La victoire du Front populaire : un amplificateur
20Le 14 juillet 1936 s’opère une interaction inédite entre cette fête de souveraineté qu’est le 14 juillet et la manifestation populaire initiée la précédente année, à la faveur d’une manière d’institutionnalisation. L’intervention conjointe des pouvoirs publics et du Rassemblement populaire, dans le respect de leurs prérogatives spécifiques, vaut à la journée de se décliner sur trois modes, ainsi résumés par Vu : « l’armée, le peuple, la fête20 ». « Le 14 juillet 1935 fut un 14 juillet militant, écrit pour lui Le Populaire. Le 14 juillet 1936 a été un 14 juillet triomphant, préparé par l’autre. Non pas un 14 juillet d’un peuple ivre de sa victoire mais bien celui d’une nation heureuse de s’être ressaisie, qui a restitué sa valeur à la tradition21. »
21À Paris, le surlignage de l’espace, propre à le rendre encore plus signifiant, est sensiblement plus spectaculaire que la précédente année. Place de la Bastille, la colonne de Juillet est entourée de 20 portraits dont ceux de Voltaire, Saint-Just, Rousseau, Diderot, Rouget de l’Isle, Robespierre, Degeyter. Dans le cortège, un char de la révolution transporte des manifestants costumés en sans-culottes tandis que la photographie donne sa pleine mesure à la présence du « plus jeunes sans culottes de France »… La proportion de drapeaux tricolores évaluée à 33 % des étendards déployés dans la capitale en 1935 se réduit toutefois à 20 % puis à 11 % l’année suivante. Sans doute l’intervention du Comité du rassemblement populaire, devenue moins directive, a-t-elle permis aux résistances initiales de devenir plus visibles. À quoi s’ajoute toutefois une autre explication. La symbolique du Front populaire ne s’étant construite que par juxtaposition des symboliques des organisations membres qui lui préexistaient, chacune arbore avec force ses propres bannières dans ces manifestations exprimant leur rassemblement, en restituant au rouge des bannières la prééminence22.

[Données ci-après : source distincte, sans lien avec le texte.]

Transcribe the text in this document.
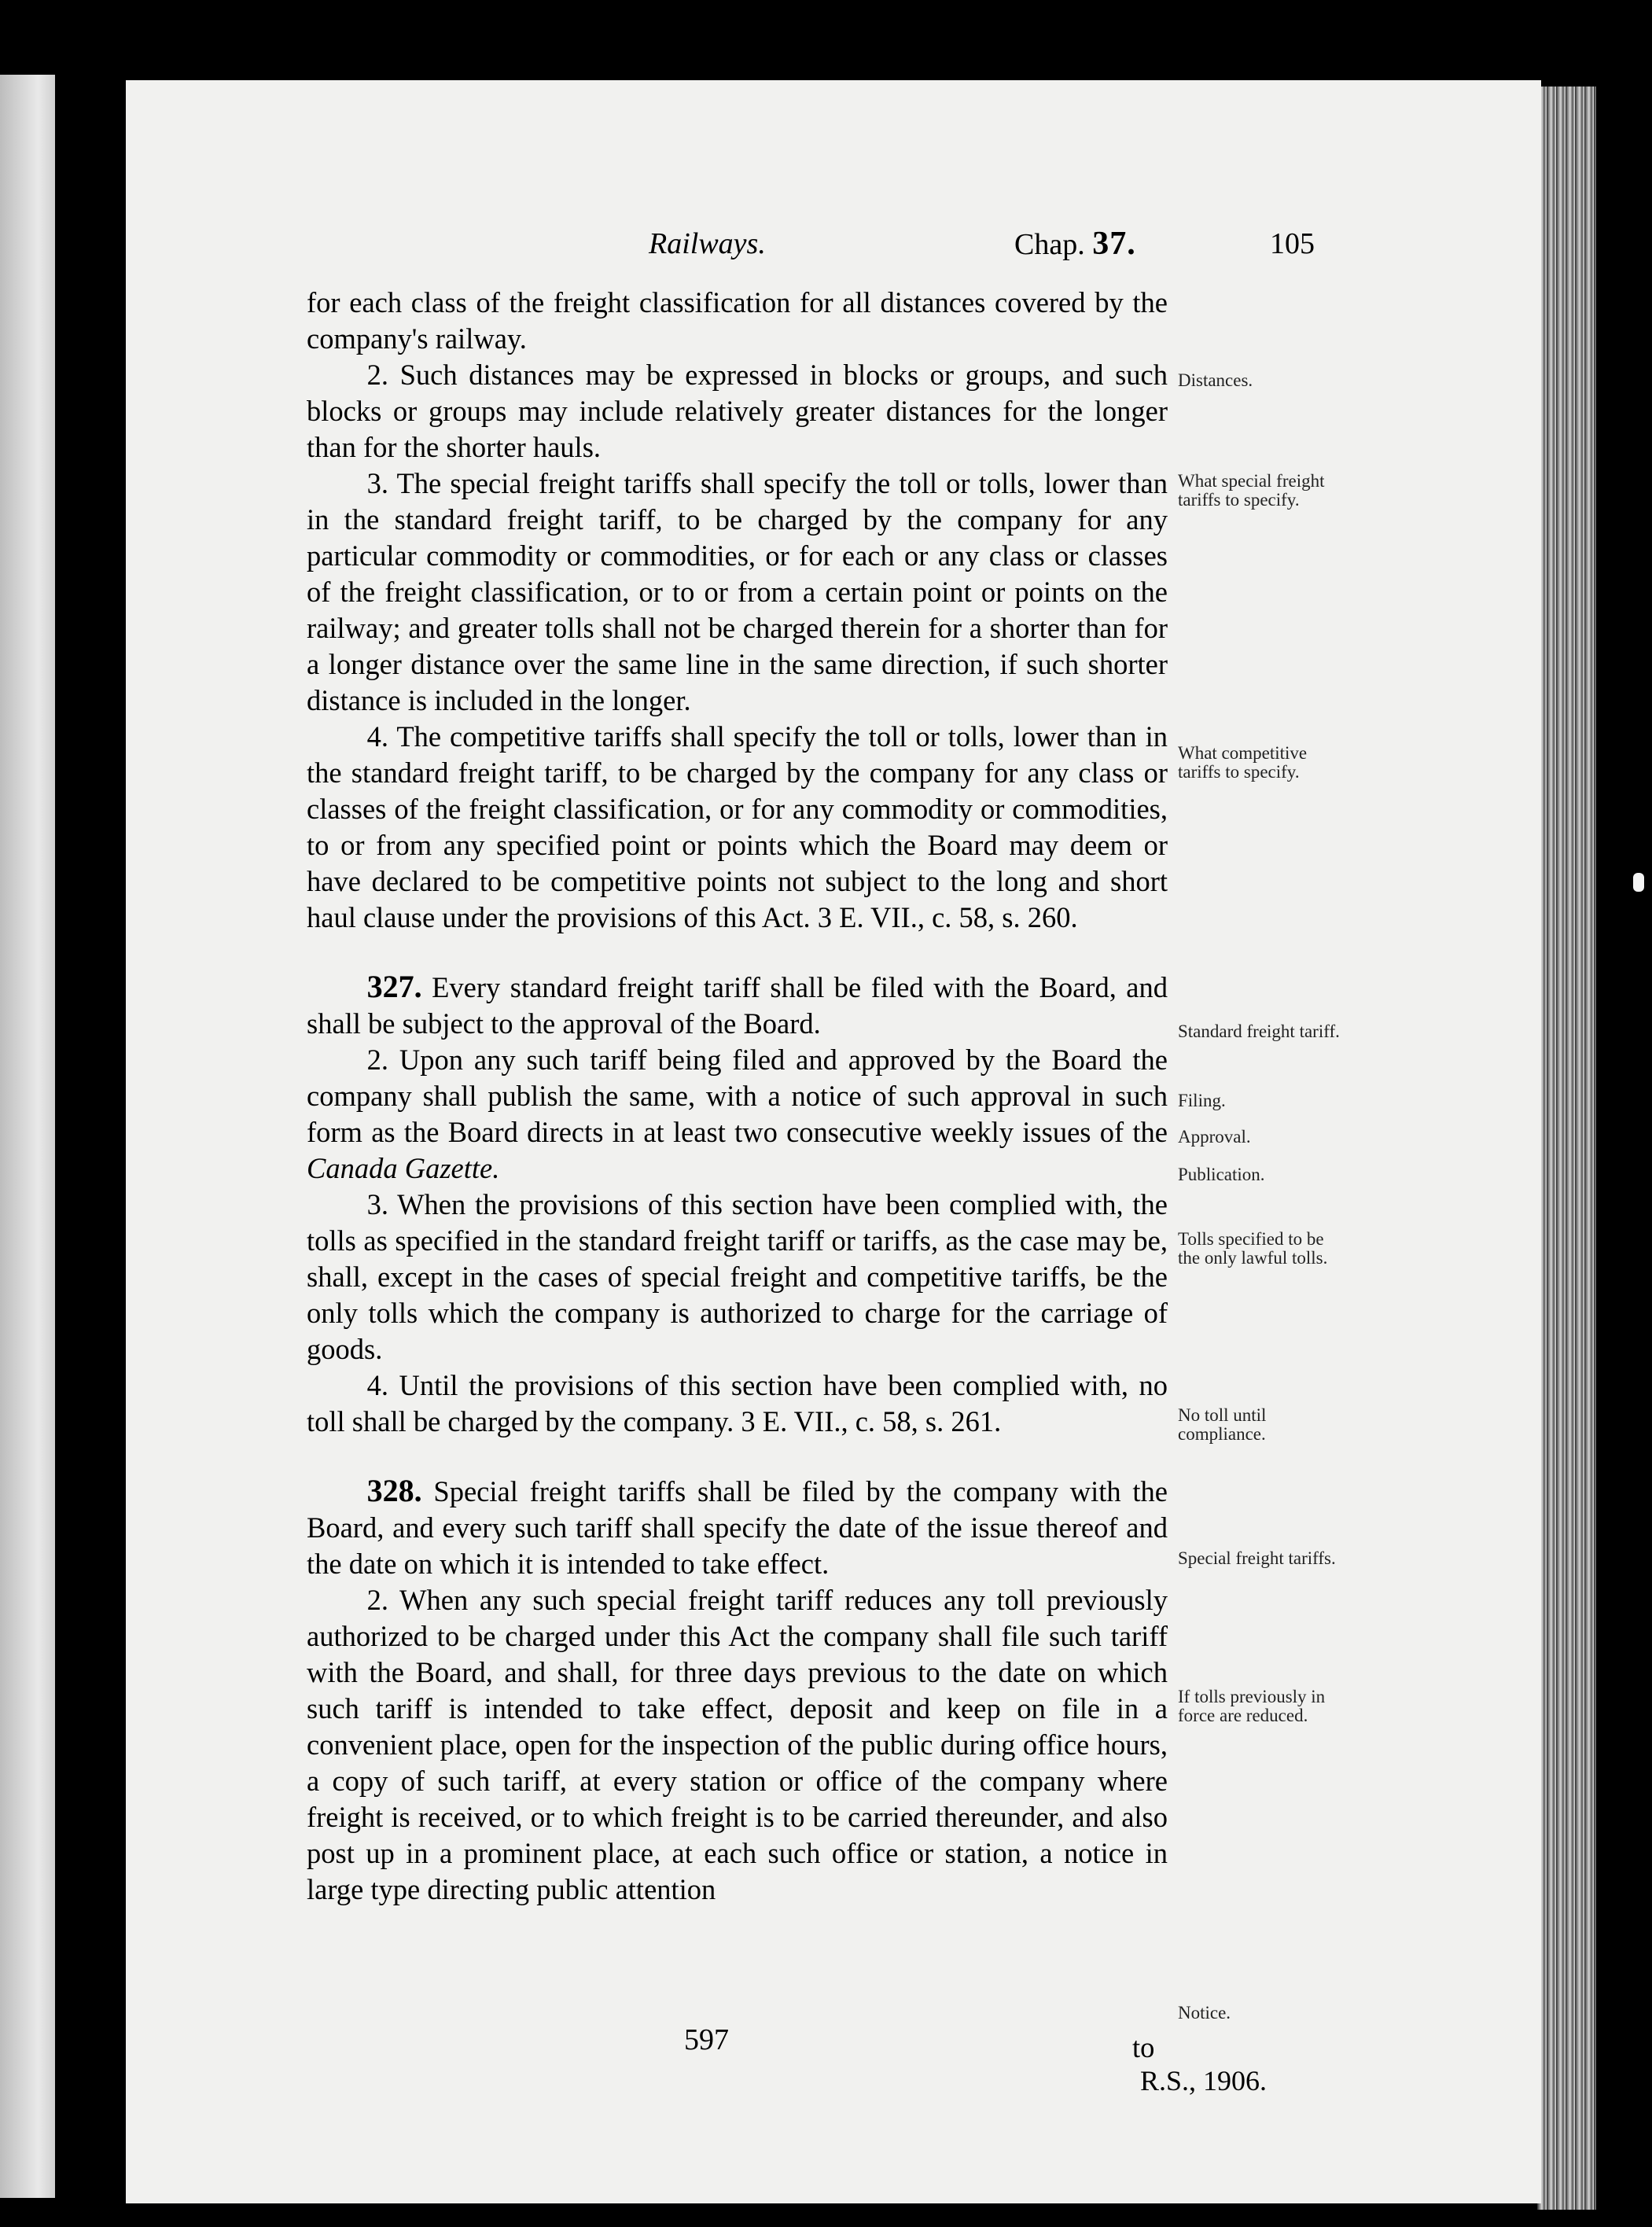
Railways.	Chap. 37.	105

for each class of the freight classification for all distances covered by the company's railway.

2. Such distances may be expressed in blocks or groups, and such blocks or groups may include relatively greater distances for the longer than for the shorter hauls.

3. The special freight tariffs shall specify the toll or tolls, lower than in the standard freight tariff, to be charged by the company for any particular commodity or commodities, or for each or any class or classes of the freight classification, or to or from a certain point or points on the railway; and greater tolls shall not be charged therein for a shorter than for a longer distance over the same line in the same direction, if such shorter distance is included in the longer.

4. The competitive tariffs shall specify the toll or tolls, lower than in the standard freight tariff, to be charged by the company for any class or classes of the freight classification, or for any commodity or commodities, to or from any specified point or points which the Board may deem or have declared to be competitive points not subject to the long and short haul clause under the provisions of this Act. 3 E. VII., c. 58, s. 260.

327. Every standard freight tariff shall be filed with the Board, and shall be subject to the approval of the Board.

2. Upon any such tariff being filed and approved by the Board the company shall publish the same, with a notice of such approval in such form as the Board directs in at least two consecutive weekly issues of the Canada Gazette.

3. When the provisions of this section have been complied with, the tolls as specified in the standard freight tariff or tariffs, as the case may be, shall, except in the cases of special freight and competitive tariffs, be the only tolls which the company is authorized to charge for the carriage of goods.

4. Until the provisions of this section have been complied with, no toll shall be charged by the company. 3 E. VII., c. 58, s. 261.

328. Special freight tariffs shall be filed by the company with the Board, and every such tariff shall specify the date of the issue thereof and the date on which it is intended to take effect.

2. When any such special freight tariff reduces any toll previously authorized to be charged under this Act the company shall file such tariff with the Board, and shall, for three days previous to the date on which such tariff is intended to take effect, deposit and keep on file in a convenient place, open for the inspection of the public during office hours, a copy of such tariff, at every station or office of the company where freight is received, or to which freight is to be carried thereunder, and also post up in a prominent place, at each such office or station, a notice in large type directing public attention

Distances.
What special freight tariffs to specify.
What competitive tariffs to specify.
Standard freight tariff.
Filing.
Approval.
Publication.
Tolls specified to be the only lawful tolls.
No toll until compliance.
Special freight tariffs.
If tolls previously in force are reduced.
Notice.
597	to
R.S., 1906.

22La culture de Front populaire se caractérise par la symbiose qu’elle opère entre la culture de classe, la culture républicaine mais également la culture populaire, exprimée par le folklore23. Dans la capitale, où le rapport au folklore est indéniablement plus délicat à réactiver ou, faut-il plutôt dire, à inventer, c’est à l’histoire révolutionnaire qu’il revient d’exprimer cet enracinement. « À la Bastille, l’histoire nous attendait », écrit le comité directeur de Vendredi24 et Albert Bayet, dans La Lumière : « Le 14 juillet 1936, il s’est accompli quelque chose d’aussi grand que le 14 juillet 1789. Eh bien. De même que les hommes de 89 n’auraient rien pu faire s’ils n’avaient pas tenté d’agir sous le feu des canons de la Bastille, de même, nous ne ferons rien si nous ne commençons pas par briser ces deux forces plus redoutables que les canons : la banque qui vole et la presse qui ment », en invitant à un « 89 économique25 ».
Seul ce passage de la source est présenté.